Da un mese a questa parte i miei giorni trascorrono velocissimi e sono scanditi dai giorni di riposo dal lavoro, in cui mi sento pulita, in cui sento che sto facendo la cosa giusta, giorni in cui mi sento sana, in cui sembra di svolgere al meglio il mio servizio.
Nei restanti giorni sono ossessionata dal dovermi lavare con saponi improponibili per tenere al sicuro le persone intorno a me. Ovviamente non funziona proprio così il contagio.
Ho sempre amato e desiderato l’aria ghiacciata e rigenerante in vetta. Oggi l’aria che sento più spesso è quella sparata in faccia ai pazienti dalle condutture dell’ossigeno.
Sono sempre stata orgogliosa di poter radunare tutti gli esploratori e le guide, lanciando sei fischi. Oggi a fischiare sono i bip dei monitor che richiamano la mia attenzione.
Ma invece che in cerchio, mi ritrovo ai piedi di un letto e urlo perché tra la mia mascherina e la loro si gioca a chi è più sordo.
Quando mi laureai avevo la ferma convinzione che la mia fosse una vocazione, che aiutare gli altri per tutta la vita mi avrebbe reso una persona felice.
Poi è esploso questo virus che ha scelto per me e mi ha costretto ad affrontare cose che 4 anni e mezzo fa non immaginavo neanche.
Fino al 20 marzo ho lavorato con i neonati: loro insegnano l’attenzione ai particolari, l’importanza dell’osservare. Oggi queste pillole di Metodo sono fondamentali.
E’ cambiato tutto: il reparto in cui lavoro, il tipo di paziente, la malattia, la mia vita, le relazioni.
Non avrei mai immaginato potessi essere così.
Tutto è cambiato, ma nulla è cambiato.
C’è in me una serenità indescrivibile che provo ad analizzare quotidianamente.
Ho capito davvero il significato del nostro motto “fare del mio meglio per essere sempre pronti a servire”.
Questo faccio nella mia quarantena “del mio meglio”: studio tantissimo, imparo tantissimo, amo tantissimo.

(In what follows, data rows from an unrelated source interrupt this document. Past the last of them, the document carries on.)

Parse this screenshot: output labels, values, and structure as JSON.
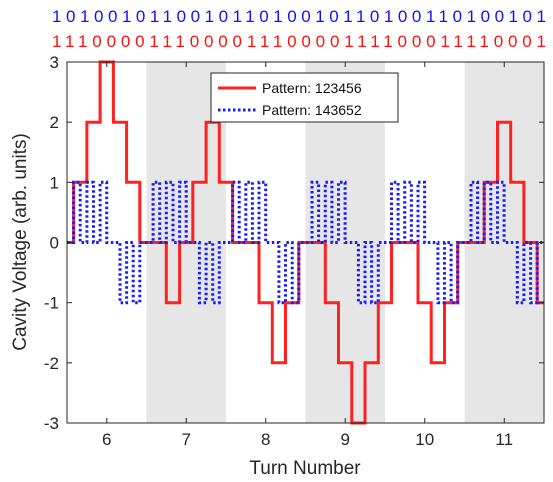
{
  "chart_data": {
    "type": "line",
    "xlabel": "Turn Number",
    "ylabel": "Cavity Voltage (arb. units)",
    "xlim": [
      5.5,
      11.5
    ],
    "ylim": [
      -3,
      3
    ],
    "xticks": [
      6,
      7,
      8,
      9,
      10,
      11
    ],
    "yticks": [
      3,
      2,
      1,
      0,
      -1,
      -2,
      -3
    ],
    "grid": false,
    "legend_position": "top-center",
    "step_duration_turns": 0.0833,
    "shaded_turns": [
      7,
      9,
      11
    ],
    "bit_rows": [
      {
        "text": "10100101100101101001011010011010010 1",
        "color": "#1010ff"
      },
      {
        "text": "11100001110000111000011110001111000 1",
        "color": "#ff1010"
      }
    ],
    "series": [
      {
        "name": "Pattern: 123456",
        "color": "#ff2020",
        "style": "solid",
        "x_start": 5.5,
        "values": [
          0,
          1,
          1,
          2,
          2,
          3,
          3,
          2,
          2,
          1,
          1,
          0,
          0,
          0,
          0,
          -1,
          -1,
          0,
          0,
          1,
          1,
          2,
          2,
          1,
          1,
          0,
          0,
          0,
          0,
          -1,
          -1,
          -2,
          -2,
          -1,
          -1,
          0,
          0,
          0,
          0,
          -1,
          -1,
          -2,
          -2,
          -3,
          -3,
          -2,
          -2,
          -1,
          -1,
          0,
          0,
          0,
          0,
          -1,
          -1,
          -2,
          -2,
          -1,
          -1,
          0,
          0,
          0,
          0,
          1,
          1,
          2,
          2,
          1,
          1,
          0,
          0,
          -1
        ]
      },
      {
        "name": "Pattern: 143652",
        "color": "#1a1aff",
        "style": "dotted",
        "x_start": 5.5,
        "values": [
          0,
          1,
          0,
          1,
          0,
          1,
          0,
          0,
          -1,
          0,
          -1,
          0,
          0,
          1,
          0,
          1,
          0,
          1,
          0,
          0,
          -1,
          0,
          -1,
          0,
          0,
          1,
          0,
          1,
          0,
          1,
          0,
          0,
          -1,
          0,
          -1,
          0,
          0,
          1,
          0,
          1,
          0,
          1,
          0,
          0,
          -1,
          0,
          -1,
          0,
          0,
          1,
          0,
          1,
          0,
          1,
          0,
          0,
          -1,
          0,
          -1,
          0,
          0,
          1,
          0,
          1,
          0,
          1,
          0,
          0,
          -1,
          0,
          -1,
          0
        ]
      }
    ]
  }
}
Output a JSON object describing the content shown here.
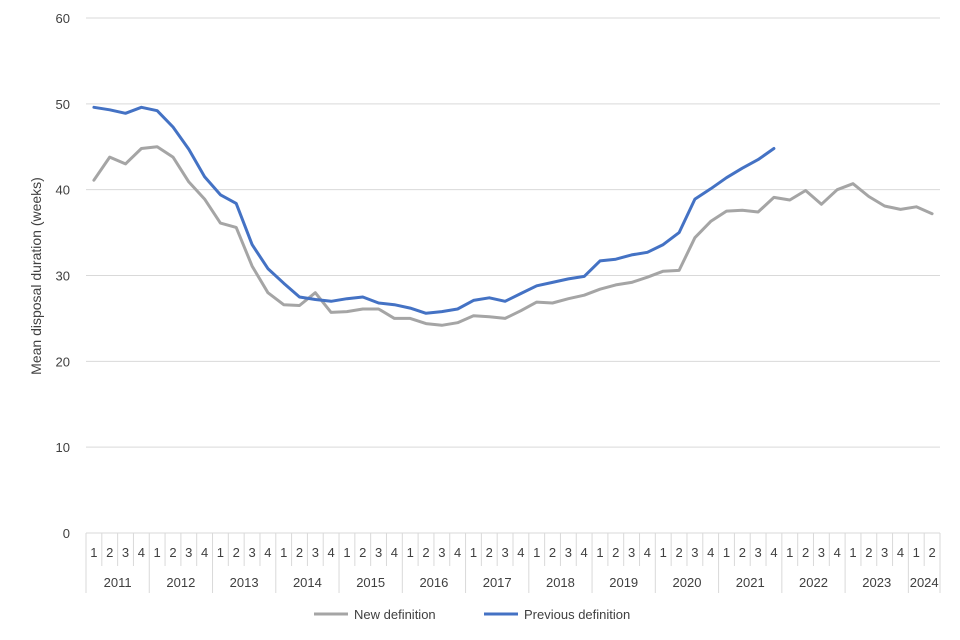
{
  "chart_data": {
    "type": "line",
    "ylabel": "Mean disposal duration (weeks)",
    "ylim": [
      0,
      60
    ],
    "yticks": [
      "0",
      "10",
      "20",
      "30",
      "40",
      "50",
      "60"
    ],
    "grid": true,
    "legend_position": "bottom",
    "years": [
      "2011",
      "2012",
      "2013",
      "2014",
      "2015",
      "2016",
      "2017",
      "2018",
      "2019",
      "2020",
      "2021",
      "2022",
      "2023",
      "2024"
    ],
    "quarters_per_year": [
      4,
      4,
      4,
      4,
      4,
      4,
      4,
      4,
      4,
      4,
      4,
      4,
      4,
      2
    ],
    "quarter_labels": [
      "1",
      "2",
      "3",
      "4"
    ],
    "series": [
      {
        "name": "New definition",
        "color": "#a5a5a5",
        "values": [
          41.1,
          43.8,
          43.0,
          44.8,
          45.0,
          43.8,
          40.9,
          38.9,
          36.1,
          35.6,
          31.1,
          28.0,
          26.6,
          26.5,
          28.0,
          25.7,
          25.8,
          26.1,
          26.1,
          25.0,
          25.0,
          24.4,
          24.2,
          24.5,
          25.3,
          25.2,
          25.0,
          25.9,
          26.9,
          26.8,
          27.3,
          27.7,
          28.4,
          28.9,
          29.2,
          29.8,
          30.5,
          30.6,
          34.4,
          36.3,
          37.5,
          37.6,
          37.4,
          39.1,
          38.8,
          39.9,
          38.3,
          40.0,
          40.7,
          39.2,
          38.1,
          37.7,
          38.0,
          37.2
        ]
      },
      {
        "name": "Previous definition",
        "color": "#4472c4",
        "values": [
          49.6,
          49.3,
          48.9,
          49.6,
          49.2,
          47.3,
          44.7,
          41.5,
          39.4,
          38.4,
          33.6,
          30.8,
          29.1,
          27.5,
          27.2,
          27.0,
          27.3,
          27.5,
          26.8,
          26.6,
          26.2,
          25.6,
          25.8,
          26.1,
          27.1,
          27.4,
          27.0,
          27.9,
          28.8,
          29.2,
          29.6,
          29.9,
          31.7,
          31.9,
          32.4,
          32.7,
          33.6,
          35.0,
          38.9,
          40.1,
          41.4,
          42.5,
          43.5,
          44.8
        ]
      }
    ]
  }
}
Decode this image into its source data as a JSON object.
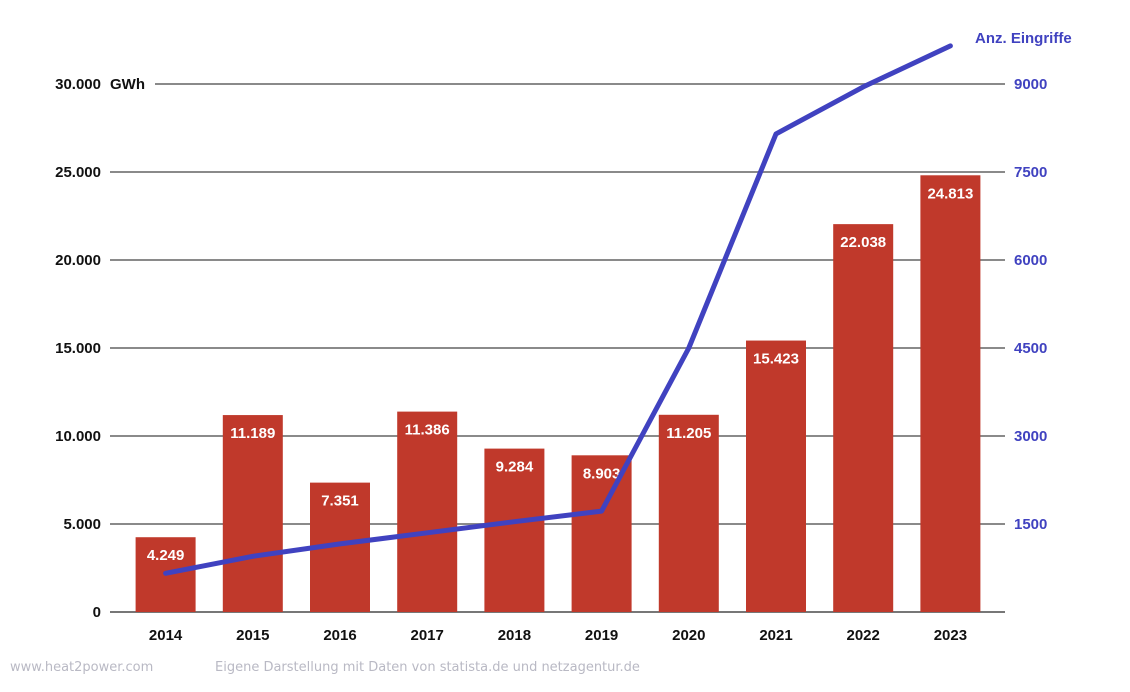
{
  "chart_data": {
    "type": "bar+line",
    "categories": [
      "2014",
      "2015",
      "2016",
      "2017",
      "2018",
      "2019",
      "2020",
      "2021",
      "2022",
      "2023"
    ],
    "series": [
      {
        "name": "",
        "type": "bar",
        "axis": "left",
        "values": [
          4249,
          11189,
          7351,
          11386,
          9284,
          8903,
          11205,
          15423,
          22038,
          24813
        ],
        "labels": [
          "4.249",
          "11.189",
          "7.351",
          "11.386",
          "9.284",
          "8.903",
          "11.205",
          "15.423",
          "22.038",
          "24.813"
        ],
        "color": "#c0392b"
      },
      {
        "name": "Anz. Eingriffe",
        "type": "line",
        "axis": "right",
        "values": [
          660,
          950,
          1160,
          1350,
          1540,
          1720,
          4500,
          8150,
          8950,
          9650
        ],
        "color": "#4042c0"
      }
    ],
    "left_axis": {
      "ylim": [
        0,
        30000
      ],
      "ticks": [
        {
          "value": 0,
          "label": "0"
        },
        {
          "value": 5000,
          "label": "5.000"
        },
        {
          "value": 10000,
          "label": "10.000"
        },
        {
          "value": 15000,
          "label": "15.000"
        },
        {
          "value": 20000,
          "label": "20.000"
        },
        {
          "value": 25000,
          "label": "25.000"
        },
        {
          "value": 30000,
          "label": "30.000"
        }
      ],
      "unit": "GWh"
    },
    "right_axis": {
      "ylim": [
        0,
        9000
      ],
      "ticks": [
        {
          "value": 1500,
          "label": "1500"
        },
        {
          "value": 3000,
          "label": "3000"
        },
        {
          "value": 4500,
          "label": "4500"
        },
        {
          "value": 6000,
          "label": "6000"
        },
        {
          "value": 7500,
          "label": "7500"
        },
        {
          "value": 9000,
          "label": "9000"
        }
      ],
      "label": "Anz. Eingriffe",
      "color": "#4042c0"
    },
    "grid": true
  },
  "footer": {
    "left": "www.heat2power.com",
    "right": "Eigene Darstellung mit Daten von statista.de und netzagentur.de"
  }
}
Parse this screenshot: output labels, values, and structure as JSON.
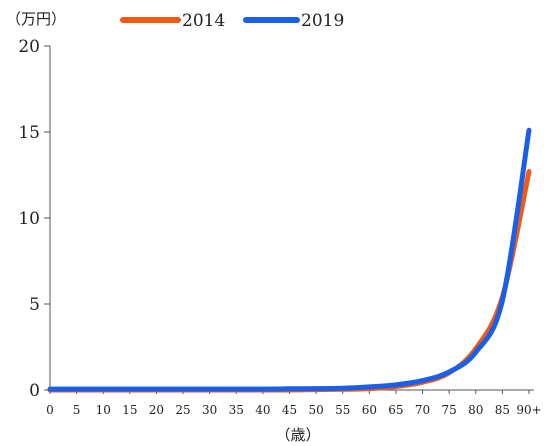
{
  "chart_data": {
    "type": "line",
    "y_unit_label": "（万円）",
    "xlabel": "（歳）",
    "ylim": [
      0,
      20
    ],
    "yticks": [
      0,
      5,
      10,
      15,
      20
    ],
    "categories": [
      "0",
      "5",
      "10",
      "15",
      "20",
      "25",
      "30",
      "35",
      "40",
      "45",
      "50",
      "55",
      "60",
      "65",
      "70",
      "75",
      "80",
      "85",
      "90+"
    ],
    "series": [
      {
        "name": "2014",
        "color": "#f05a14",
        "values": [
          0.0,
          0.0,
          0.0,
          0.0,
          0.0,
          0.0,
          0.0,
          0.0,
          0.0,
          0.0,
          0.02,
          0.04,
          0.08,
          0.2,
          0.45,
          1.0,
          2.4,
          5.4,
          12.7
        ]
      },
      {
        "name": "2019",
        "color": "#1a5fe8",
        "values": [
          0.05,
          0.05,
          0.05,
          0.05,
          0.05,
          0.05,
          0.05,
          0.05,
          0.05,
          0.07,
          0.08,
          0.1,
          0.18,
          0.3,
          0.55,
          1.05,
          2.2,
          5.2,
          15.1
        ]
      }
    ],
    "legend_position": "top"
  }
}
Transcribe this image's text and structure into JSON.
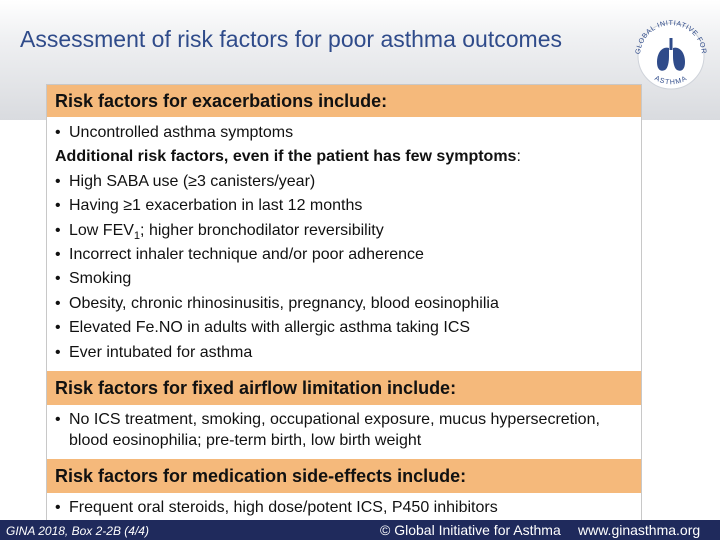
{
  "slide": {
    "title": "Assessment of risk factors for poor asthma outcomes",
    "logo_text_top": "GLOBAL INITIATIVE FOR",
    "logo_text_bottom": "ASTHMA"
  },
  "sections": [
    {
      "heading": "Risk factors for exacerbations include:",
      "lead_bullet": "Uncontrolled asthma symptoms",
      "subheading": "Additional risk factors, even if the patient has few symptoms",
      "subheading_suffix": ":",
      "bullets": [
        "High SABA use (≥3 canisters/year)",
        "Having ≥1 exacerbation in last 12 months",
        "Incorrect inhaler technique and/or poor adherence",
        "Smoking",
        "Obesity, chronic rhinosinusitis, pregnancy, blood eosinophilia",
        "Elevated Fe.NO in adults with allergic asthma taking ICS",
        "Ever intubated for asthma"
      ],
      "fev_bullet": {
        "prefix": "Low FEV",
        "subscript": "1",
        "suffix": "; higher bronchodilator reversibility"
      }
    },
    {
      "heading": "Risk factors for fixed airflow limitation include:",
      "bullets": [
        "No ICS treatment, smoking, occupational exposure, mucus hypersecretion, blood eosinophilia; pre-term birth, low birth weight"
      ]
    },
    {
      "heading": "Risk factors for medication side-effects include:",
      "bullets": [
        "Frequent oral steroids, high dose/potent ICS, P450 inhibitors"
      ]
    }
  ],
  "footer": {
    "source": "GINA 2018, Box 2-2B (4/4)",
    "copyright": "© Global Initiative for Asthma",
    "website": "www.ginasthma.org"
  },
  "colors": {
    "title": "#2f4b8a",
    "section_header_bg": "#f5b97b",
    "footer_bg": "#1f2a5c"
  }
}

Vedere le facce dei miei pazienti stretti da quelle maschere che sembrano togliergli l’aria invece di donargliela, fa male. Soli e senza fiato. Non posso nemmeno mettermi lì vicino, ci raccomandano di ridurre i contatti.
Più che dargli tutti i sollievi in mio possesso non posso fare di più. Ad esempio, quando dobbiamo fare l’emogas, io gli tengo sempre la mano. Quando gli buchiamo la parte interna del polso per prendere l’arteria e fa male, gli do la mano. Dico a me stessa che la malattia è questa. Pur chiedendomi ad ogni fine turno se ho fatto abbastanza, il cinismo entra un po’ nell’anima degli infermieri, ci aiuta ad andare avanti.
Lavoro con il corpo umano, il Tempio dello Spirito di Dio e non riesco a dimenticarlo.
Quanto grande e salvifico è il nostro saperci affidare.
Ho sempre trovato un amore incondizionato nello scoprire il disegno di Dio per me, in tanto momenti di gioia e di malattia nella mia vita, da quando ero bambina.
Questo Amore ci salva, fratellini e sorelline.
Riflettendo ho capito poi cosa mi sta dando il coraggio di affrontare questa situazione.
Coraggio vuol dire “avere a cuore”. Ho capito cosa mi ha rasserenato, cosa mi fa andare a lavoro contenta, cosa mi fa tornare a casa felice di rischiare di poter contagiare le persone più importanti della mia vita: ho un’ancora! Il Signore mi da la serenità, mi sento parte del suo disegno, sento che mi sta guidando, sento di non essere sola. Mi sento un po’ Maria, con le lacrime ho detto “Eccomi” e lui mi ha risposto “Non temere”.
Non so se andrà tutto bene, ma di certo tutto concorrerà al Bene.